If someone was determined to make a counterfeit of a wine I know in a way designed to be able to fool even people who know it, would I be able to tell the difference on taste alone? Doubtful. But keep in mind most fakes are busted through typography and packaging errors, not tasting. If you were REALLY determined to fake, say, a bottle of Gouges 1er cru by filling it with, say, village NSG, how much profit do you figure you'd end up with after printing up perfect copies of the labels, ordering custom green capsules, etc.? I reckon you'd need some serious start-up capital to produce things like this in anywhere near the quantities needed to break even, which is probably one of the reasons it NEVER HAPPENS. Also, it takes a particular kind of counterfeiter even to care whether the taste is convincing. Rudy was playing a long con. Others are surely satisfied by the fact that by the time you've opened the bottle, they've already got your money. I had a fake DRC once that tasted like someone had filled the bottle with the last vintage of a Santa Rita Hills pinot noir.
 
originally posted by Keith Levenberg:
If someone was determined to make a counterfeit of a wine I know in a way designed to be able to fool even people who know it, would I be able to tell the difference on taste alone? Doubtful. But keep in mind most fakes are busted through typography and packaging errors, not tasting. If you were REALLY determined to fake, say, a bottle of Gouges 1er cru by filling it with, say, village NSG, how much profit do you figure you'd end up with after printing up perfect copies of the labels, ordering custom green capsules, etc.? I reckon you'd need some serious start-up capital to produce things like this in anywhere near the quantities needed to break even, [...]

Right - would the rate of return from counterfeiting in this range, relative to the effort required, be worth it?
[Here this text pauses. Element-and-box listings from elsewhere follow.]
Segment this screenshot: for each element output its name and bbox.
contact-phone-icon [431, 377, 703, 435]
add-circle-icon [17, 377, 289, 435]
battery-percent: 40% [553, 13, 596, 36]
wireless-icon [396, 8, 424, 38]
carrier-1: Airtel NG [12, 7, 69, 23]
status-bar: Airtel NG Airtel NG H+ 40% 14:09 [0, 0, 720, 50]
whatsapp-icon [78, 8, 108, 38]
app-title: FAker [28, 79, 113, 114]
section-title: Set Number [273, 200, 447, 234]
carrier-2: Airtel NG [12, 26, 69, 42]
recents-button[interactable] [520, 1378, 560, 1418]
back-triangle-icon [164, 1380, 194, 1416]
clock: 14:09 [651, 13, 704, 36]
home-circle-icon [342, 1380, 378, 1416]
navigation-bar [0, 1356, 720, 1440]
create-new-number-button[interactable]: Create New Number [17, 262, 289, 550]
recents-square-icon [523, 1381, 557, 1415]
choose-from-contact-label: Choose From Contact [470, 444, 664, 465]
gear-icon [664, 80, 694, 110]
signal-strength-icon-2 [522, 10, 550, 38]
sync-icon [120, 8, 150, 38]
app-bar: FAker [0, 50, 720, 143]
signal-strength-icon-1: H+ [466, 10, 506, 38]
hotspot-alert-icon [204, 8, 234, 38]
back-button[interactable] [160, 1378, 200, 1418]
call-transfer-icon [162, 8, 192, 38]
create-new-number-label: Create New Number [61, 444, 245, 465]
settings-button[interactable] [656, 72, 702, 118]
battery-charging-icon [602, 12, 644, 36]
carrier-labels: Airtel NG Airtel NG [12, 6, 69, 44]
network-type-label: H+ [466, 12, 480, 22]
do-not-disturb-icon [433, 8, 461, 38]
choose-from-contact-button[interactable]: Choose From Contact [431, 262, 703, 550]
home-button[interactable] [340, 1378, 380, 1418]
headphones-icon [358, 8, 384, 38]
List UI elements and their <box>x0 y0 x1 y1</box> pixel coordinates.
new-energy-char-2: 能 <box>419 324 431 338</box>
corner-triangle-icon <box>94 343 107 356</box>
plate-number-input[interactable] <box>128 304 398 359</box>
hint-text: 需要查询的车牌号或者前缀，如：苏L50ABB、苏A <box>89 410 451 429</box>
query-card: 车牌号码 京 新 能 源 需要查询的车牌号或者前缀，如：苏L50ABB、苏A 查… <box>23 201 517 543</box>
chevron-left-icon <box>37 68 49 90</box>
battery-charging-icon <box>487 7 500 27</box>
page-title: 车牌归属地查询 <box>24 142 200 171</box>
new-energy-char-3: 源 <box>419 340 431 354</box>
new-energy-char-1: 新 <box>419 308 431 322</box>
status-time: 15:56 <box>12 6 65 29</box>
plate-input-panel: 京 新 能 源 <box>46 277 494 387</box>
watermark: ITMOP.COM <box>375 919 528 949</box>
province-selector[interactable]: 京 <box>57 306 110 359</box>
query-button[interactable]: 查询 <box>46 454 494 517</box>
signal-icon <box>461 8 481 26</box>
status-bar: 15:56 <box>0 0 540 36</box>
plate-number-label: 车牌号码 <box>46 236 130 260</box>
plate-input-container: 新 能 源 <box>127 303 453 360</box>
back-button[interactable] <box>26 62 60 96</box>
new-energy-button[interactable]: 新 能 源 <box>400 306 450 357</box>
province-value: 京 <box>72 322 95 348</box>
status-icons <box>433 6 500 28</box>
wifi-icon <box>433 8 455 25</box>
Like you, I wouldn't think so. But Jeff, and the other informed folks who tarry here, have surprised me in the past with facts contrary to my expectations. So I wonder if there's any reliable data.
 
originally posted by Ian Fitzsimmons:
I've heard Marchand & Tawse can be a little bit new-worldy. Not so?
No, that's probably just coming from lazy people prejudiced by Pascal Marchand's name, since he's made some blockbuster style wines for Clos des Epeneaux and Domaine de la Vougeraie. But he has made many stunning non-blockbustery wines as well and he isn't even the winemaker at Marchand-Tawse - they're made by a guy named Mark Fincham. These are classic, elegant burgundies.
 
originally posted by Jayson Cohen:
Taking a flyer on some Jean-Marc Pillot and a bottle of 2010 Dorbon Clos du Mayne. Not really worried.
Speaking of Pillot, everybody should load up on the 2015 Clos St Jean rouge if you haven't already.
 
originally posted by Keith Levenberg:
originally posted by MarkS:
originally posted by Keith Levenberg:
... anyone fretting about counterfeits in this segment of the market is in tinfoil-hat territory. ....

How many people here have, personally, encountered counterfeit wines?

I have. A couple of years ago I was shipped a bottle of 1994 Clape Cornas that clearly had a fake label. Fortunately I was able to return it and got my money back.